In case you missed the latest in the drama that is Lindsay Lohan’s life, People.com reported that a judge issued yet another warrant for Lohan yesterday because her alcohol monitoring bracelet was triggered on Sunday, the same day as the MTV Movie Awards.
At this point, the twists and turns in Lohan’s life don’t really surprise me anymore, but leave me wondering when exactly is her mother going to step in and get this girl under control. Okay, she’s technically an adult, but put yourself in her mother’s shoes. If your 23-year-old daughter had the kind of issues Lindsay Lohan has, would you just let her run amok or would you put your foot down and keep her under lock and key until she got her act together?

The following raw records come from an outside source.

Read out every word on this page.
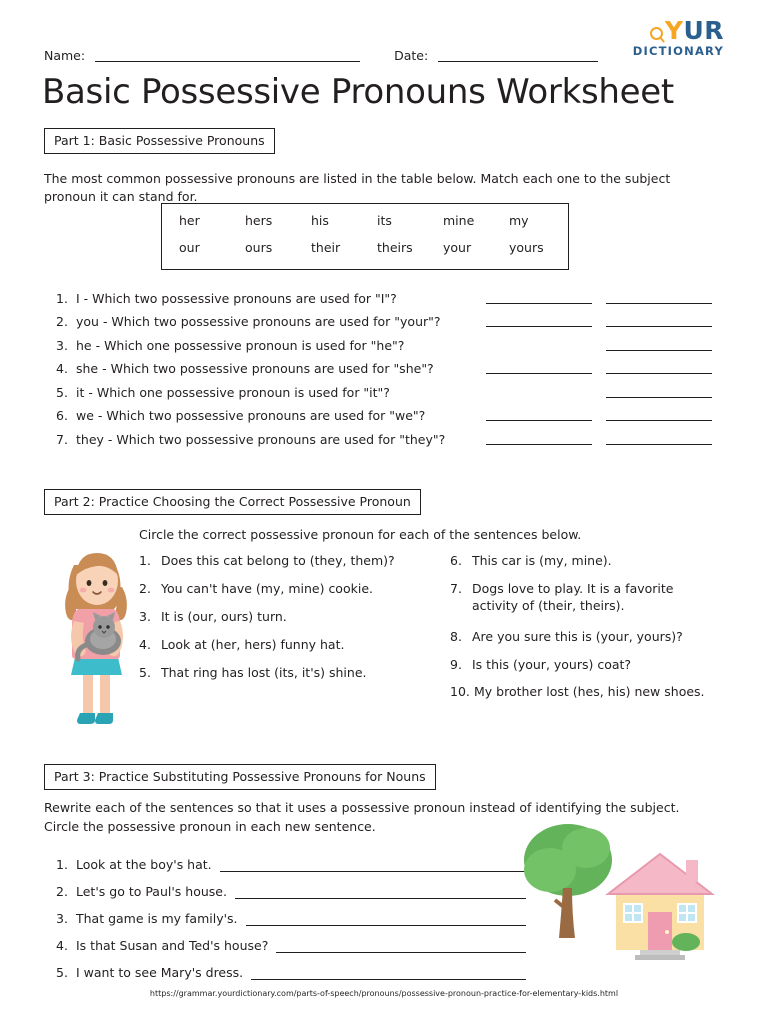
YUR
DICTIONARY
Name:	Date:
Basic Possessive Pronouns Worksheet
Part 1: Basic Possessive Pronouns
The most common possessive pronouns are listed in the table below. Match each one to the subject pronoun it can stand for.
her	hers	his	its	mine	my
our	ours	their	theirs	your	yours
1. I - Which two possessive pronouns are used for "I"?
2. you - Which two possessive pronouns are used for "your"?
3. he - Which one possessive pronoun is used for "he"?
4. she - Which two possessive pronouns are used for "she"?
5. it - Which one possessive pronoun is used for "it"?
6. we - Which two possessive pronouns are used for "we"?
7. they - Which two possessive pronouns are used for "they"?
Part 2: Practice Choosing the Correct Possessive Pronoun
Circle the correct possessive pronoun for each of the sentences below.
1. Does this cat belong to (they, them)?
2. You can't have (my, mine) cookie.
3. It is (our, ours) turn.
4. Look at (her, hers) funny hat.
5. That ring has lost (its, it's) shine.
6. This car is (my, mine).
7. Dogs love to play. It is a favorite activity of (their, theirs).
8. Are you sure this is (your, yours)?
9. Is this (your, yours) coat?
10. My brother lost (hes, his) new shoes.
Part 3: Practice Substituting Possessive Pronouns for Nouns
Rewrite each of the sentences so that it uses a possessive pronoun instead of identifying the subject. Circle the possessive pronoun in each new sentence.
1. Look at the boy's hat.
2. Let's go to Paul's house.
3. That game is my family's.
4. Is that Susan and Ted's house?
5. I want to see Mary's dress.
https://grammar.yourdictionary.com/parts-of-speech/pronouns/possessive-pronoun-practice-for-elementary-kids.html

My daughter will turn two next month and I’ve been dealing with the outbursts and temper tantrums that characterize this period in her development for a few months now. When I read about Linday Lohan drinking when she shouldn’t be or missing courts dates for no apparent reason, I can’t help but be reminded of my daughter crying on the floor uncontrollably…also for no apparent reason. My approach to dealing with my daughter’s unpredictable, seemingly unprovoked tantrums has been to let her get her frustration out for a few minutes. If they don’t end on their own, I step in and firmly explain to my daughter that not only is that behavior unacceptable, it’s not the way to get what you want. If that doesn’t work, we move on to time out, where she is allowed to calm down on her own.
Perhaps, Dina could take a lesson from moms like me dealing with the terrible twos and see how she fares with her daughter who is apparently experiencing a very severe case of the even more terrible twenties. Dina, you’ve let her get frustrations out more than enough at this point. Time to “mom up” and explain to your daughter this behavior ends here, period. And if you feel she needs it (which she does, by the way), give her a time out. A very, very long one.
The final step in taming tantrums is to do something calming and leveling together to reinforce your love for your child. Read a book, do an arts and crafts project or perhaps some charity work. Here are some ideas to get you started, Dina:
Whether your child is 3 or 23, this sweet book is a reminder that you love him/her no matter what.
Even if you’re not particularly artistic, you’ll have fun doing creating this handprint wall art. My family and I did our handprints last night and even dad was having fun and engaged…while the playoffs were on, no less.
Search thousands of charities nationwide on charity.com to find a way you and your child can give back together.
And if none of this works, well, Dina it’s time for you to call in the big guns: Oprah.